でも、岬に沿って緩やかな曲線を描きそそり建つ白亜の建物は、海に面した部分が壁一面硝子張りになっていて、海外の避暑地にあるリゾートホテルにも負けないモダンな造りになっていた。
「どう? わりといいホテルでしょ? どっかの金持ちがバブルの時代に建てて放置されてたのを地元の資産家が買い取って再オープンしたんだ。
利益度外視で新鮮な海の幸を格安で提供してるから、都会の人に結構人気あるみたいだよ」
「あぁ~……そういう事か~」
「俺もここに居た頃は、こんな田舎にわざわざ泊りに来る人の気持ちが分からなかったけど、ここを離れてなんとなくその気持ちが分かる様な気がしてきた」
そうだよね。最近は都会でも緑が多くなってきたけど、見渡す限り360度、山と海の大自然に囲まれたこことは比べものにならない。

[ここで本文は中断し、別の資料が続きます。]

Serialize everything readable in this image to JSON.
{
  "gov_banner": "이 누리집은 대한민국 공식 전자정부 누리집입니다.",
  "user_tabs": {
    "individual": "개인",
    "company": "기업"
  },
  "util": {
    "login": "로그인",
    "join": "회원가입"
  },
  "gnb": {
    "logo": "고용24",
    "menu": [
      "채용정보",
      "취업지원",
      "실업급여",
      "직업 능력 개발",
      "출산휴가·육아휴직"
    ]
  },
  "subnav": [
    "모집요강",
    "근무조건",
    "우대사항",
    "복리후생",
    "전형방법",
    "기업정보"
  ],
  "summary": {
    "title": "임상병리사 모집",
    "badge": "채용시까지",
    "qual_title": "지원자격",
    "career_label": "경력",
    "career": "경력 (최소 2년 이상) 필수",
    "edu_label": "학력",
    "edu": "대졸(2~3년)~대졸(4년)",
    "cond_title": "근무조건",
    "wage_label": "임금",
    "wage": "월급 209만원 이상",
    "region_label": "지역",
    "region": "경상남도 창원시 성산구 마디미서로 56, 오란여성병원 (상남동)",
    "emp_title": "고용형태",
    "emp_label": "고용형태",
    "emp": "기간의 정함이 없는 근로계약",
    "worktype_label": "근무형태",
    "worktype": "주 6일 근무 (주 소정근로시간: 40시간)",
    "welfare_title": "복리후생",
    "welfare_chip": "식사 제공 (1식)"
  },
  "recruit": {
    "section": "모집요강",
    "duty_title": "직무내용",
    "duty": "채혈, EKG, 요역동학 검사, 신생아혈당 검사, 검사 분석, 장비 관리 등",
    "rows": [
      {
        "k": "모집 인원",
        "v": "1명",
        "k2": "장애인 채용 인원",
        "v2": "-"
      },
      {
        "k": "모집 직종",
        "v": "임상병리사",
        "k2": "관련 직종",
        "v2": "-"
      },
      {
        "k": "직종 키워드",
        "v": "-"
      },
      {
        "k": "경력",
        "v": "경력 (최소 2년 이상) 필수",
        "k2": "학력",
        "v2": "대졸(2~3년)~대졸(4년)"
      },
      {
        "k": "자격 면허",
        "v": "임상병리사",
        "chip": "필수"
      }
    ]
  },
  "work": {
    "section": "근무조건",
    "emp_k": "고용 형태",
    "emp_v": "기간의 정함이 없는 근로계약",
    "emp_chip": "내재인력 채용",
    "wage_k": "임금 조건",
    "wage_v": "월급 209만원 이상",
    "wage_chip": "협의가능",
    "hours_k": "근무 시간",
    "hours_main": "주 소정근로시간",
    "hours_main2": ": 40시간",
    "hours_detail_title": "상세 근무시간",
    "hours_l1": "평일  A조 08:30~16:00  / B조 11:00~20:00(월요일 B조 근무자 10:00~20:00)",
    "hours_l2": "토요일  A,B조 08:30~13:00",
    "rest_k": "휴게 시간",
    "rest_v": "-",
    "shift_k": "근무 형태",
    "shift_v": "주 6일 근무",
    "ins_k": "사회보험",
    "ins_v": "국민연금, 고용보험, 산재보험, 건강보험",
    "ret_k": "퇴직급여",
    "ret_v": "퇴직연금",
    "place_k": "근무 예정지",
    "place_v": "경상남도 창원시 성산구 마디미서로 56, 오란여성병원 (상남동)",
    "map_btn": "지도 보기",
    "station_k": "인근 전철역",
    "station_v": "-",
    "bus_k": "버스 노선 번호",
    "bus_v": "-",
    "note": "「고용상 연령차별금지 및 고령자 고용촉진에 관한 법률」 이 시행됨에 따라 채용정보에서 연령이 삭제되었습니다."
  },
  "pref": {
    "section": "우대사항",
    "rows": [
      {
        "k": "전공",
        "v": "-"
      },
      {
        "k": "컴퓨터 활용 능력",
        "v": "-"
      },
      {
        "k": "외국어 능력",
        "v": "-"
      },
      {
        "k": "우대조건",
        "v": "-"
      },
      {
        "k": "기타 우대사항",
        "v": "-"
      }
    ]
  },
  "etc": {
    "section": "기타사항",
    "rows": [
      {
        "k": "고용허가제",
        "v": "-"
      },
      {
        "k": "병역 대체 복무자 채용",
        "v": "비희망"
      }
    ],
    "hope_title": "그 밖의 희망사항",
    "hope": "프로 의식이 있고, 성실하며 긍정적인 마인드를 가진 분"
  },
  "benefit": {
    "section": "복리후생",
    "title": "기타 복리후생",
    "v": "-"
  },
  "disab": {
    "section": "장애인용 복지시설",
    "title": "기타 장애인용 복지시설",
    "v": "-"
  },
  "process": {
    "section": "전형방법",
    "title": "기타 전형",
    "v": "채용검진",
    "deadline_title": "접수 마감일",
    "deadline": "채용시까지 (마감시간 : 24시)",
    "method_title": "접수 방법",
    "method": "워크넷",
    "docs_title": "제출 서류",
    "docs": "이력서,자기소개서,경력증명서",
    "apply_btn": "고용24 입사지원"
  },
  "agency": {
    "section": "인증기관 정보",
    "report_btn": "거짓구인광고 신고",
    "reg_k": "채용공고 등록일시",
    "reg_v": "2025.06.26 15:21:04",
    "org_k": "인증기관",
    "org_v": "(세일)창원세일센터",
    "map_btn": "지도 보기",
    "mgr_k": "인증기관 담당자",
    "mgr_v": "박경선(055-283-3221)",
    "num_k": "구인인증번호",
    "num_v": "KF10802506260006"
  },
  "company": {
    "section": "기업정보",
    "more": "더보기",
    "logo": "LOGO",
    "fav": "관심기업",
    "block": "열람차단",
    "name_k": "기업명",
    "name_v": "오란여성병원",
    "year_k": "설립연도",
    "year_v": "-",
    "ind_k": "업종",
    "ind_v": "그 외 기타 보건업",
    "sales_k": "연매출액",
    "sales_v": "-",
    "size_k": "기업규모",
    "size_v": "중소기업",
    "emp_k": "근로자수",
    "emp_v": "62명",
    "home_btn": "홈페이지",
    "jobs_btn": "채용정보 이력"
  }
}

それに、空気が全然違う。
胸一杯に澄んだ空気を吸い込み深呼吸していたら、白石蓮がキャリーバックを引き、ホテルとは反対方向に歩き出す。
「ねぇ、ホテルに行くんじゃないの?」
「ホテルに行く前に行きたいとこあるんだ。付き合ってくれる?」
「あ、うん」
堤防沿いの密集した民家の間を縫う様に歩いて行くと、彼が一軒の古びた平屋の前で足を止め、徐にポケットから鍵を取り出した。